Quick Trick #3: Use the Bleeds
In case the term is new to you, “bleeds” refer to when color or ink runs (or bleeds) off the side of the page. Bleeds create a visually more interesting design and they show the viewer (even unconsciously) that the designer doesn’t feel constrained by the edge of the page. When you have a photograph or a shape or icon of some kind and you place a portion of it off the page, the overall design looks stronger. Don’t hesitate to try even running some large text off the page, as long as it is still readable.

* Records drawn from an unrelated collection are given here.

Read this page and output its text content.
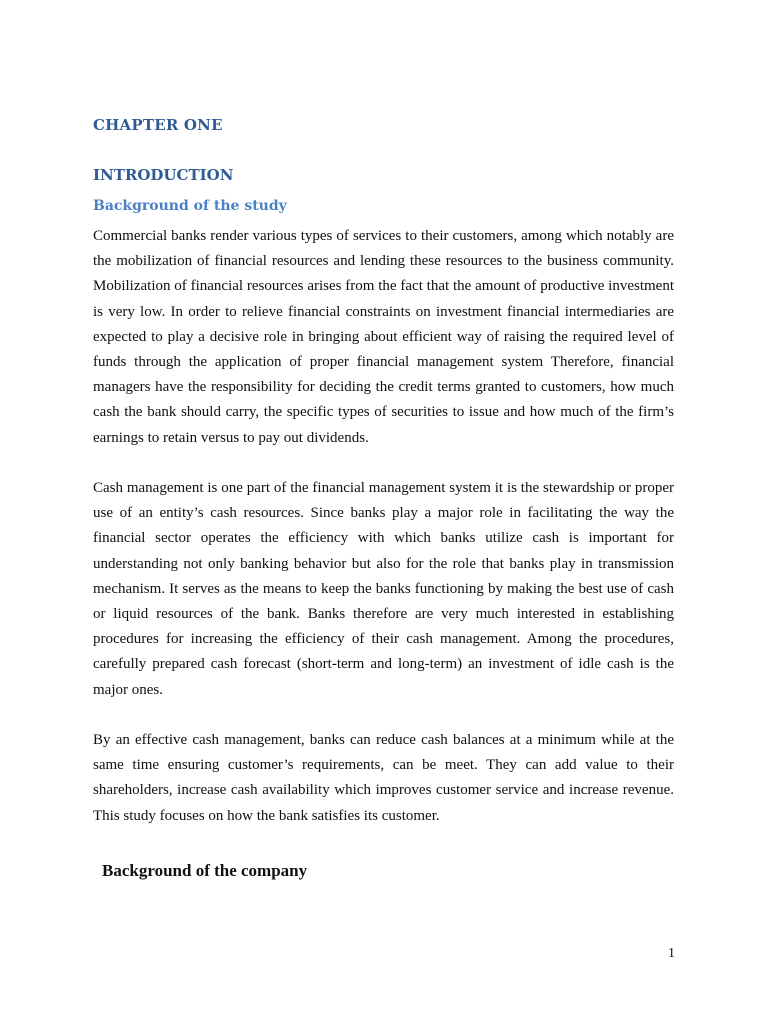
CHAPTER ONE
INTRODUCTION
Background of the study

Commercial banks render various types of services to their customers, among which notably are the mobilization of financial resources and lending these resources to the business community. Mobilization of financial resources arises from the fact that the amount of productive investment is very low. In order to relieve financial constraints on investment financial intermediaries are expected to play a decisive role in bringing about efficient way of raising the required level of funds through the application of proper financial management system Therefore, financial managers have the responsibility for deciding the credit terms granted to customers, how much cash the bank should carry, the specific types of securities to issue and how much of the firm’s earnings to retain versus to pay out dividends.

Cash management is one part of the financial management system it is the stewardship or proper use of an entity’s cash resources. Since banks play a major role in facilitating the way the financial sector operates the efficiency with which banks utilize cash is important for understanding not only banking behavior but also for the role that banks play in transmission mechanism. It serves as the means to keep the banks functioning by making the best use of cash or liquid resources of the bank. Banks therefore are very much interested in establishing procedures for increasing the efficiency of their cash management. Among the procedures, carefully prepared cash forecast (short-term and long-term) an investment of idle cash is the major ones.

By an effective cash management, banks can reduce cash balances at a minimum while at the same time ensuring customer’s requirements, can be meet. They can add value to their shareholders, increase cash availability which improves customer service and increase revenue. This study focuses on how the bank satisfies its customer.

Background of the company
1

Quick Trick #4: Think CRAP
Graphic design whiz (and author of the Non-Designer book series) Robin Williams has a catchy little acronym to keep simple designs in line: C-R-A-P. Contrast. Repetition. Alignment. Proximity. Think through each of these principles when you design your flyers and they will almost always be better. Contrast suggests that anything that is different should be SIGNIFICANTLY different. Two different fonts should be obviously different. Two different colors should be obviously different. And two different font sizes should be obviously different. Repetition suggests continuity. Use only two fonts and use similar shapes and colors throughout. Alignment suggests that everything should be aligned to something. DON’T just throw things on the page arbitrarily. And proximity suggests that like items should be clumped together. All the location information should be together; all the details of the event should be together; all the contact information should be together (and none of them should be mixed!)
Quick Trick #5: Use Typography Well
You may not be a typography whiz, but you ought to at least know a few things:
1. Times New Roman is boring and cliche and isn’t really a good typeface for a flyer.
2. Using just one typeface usually isn’t great, but using more than three is a disaster. Usually, you’ll want one typeface for headings or titles and one for content. Make sure each typeface looks significantly different from each other (use a serif font and sans serif for the best and safest effect).
3. Avoid “hated” fonts. Right now, the two most hated fonts are Comic Sans and Papyrus. Trajan Pro is quickly rising in the charts. Even if you love them, know that many people don’t. Don’t find yourself traveling down the cliche path. Your design will suffer for it.
4. Don’t be afraid to use really large font sizes for titles (even using 100 pt. can be good).
5. Organize type size by order of importance. The more important the information is, the larger the typeface should be. Avoid too many different sizes, though. Four different sizes for one page probably ought to be your max.
Bonus! Quick Trick #6: Don’t Use Clipart!
(I know, I cheated, but this is a pet peeve.) Find access to good images and graphics. Stay away from MS Word’s freebies. That being said, don’t steal images either!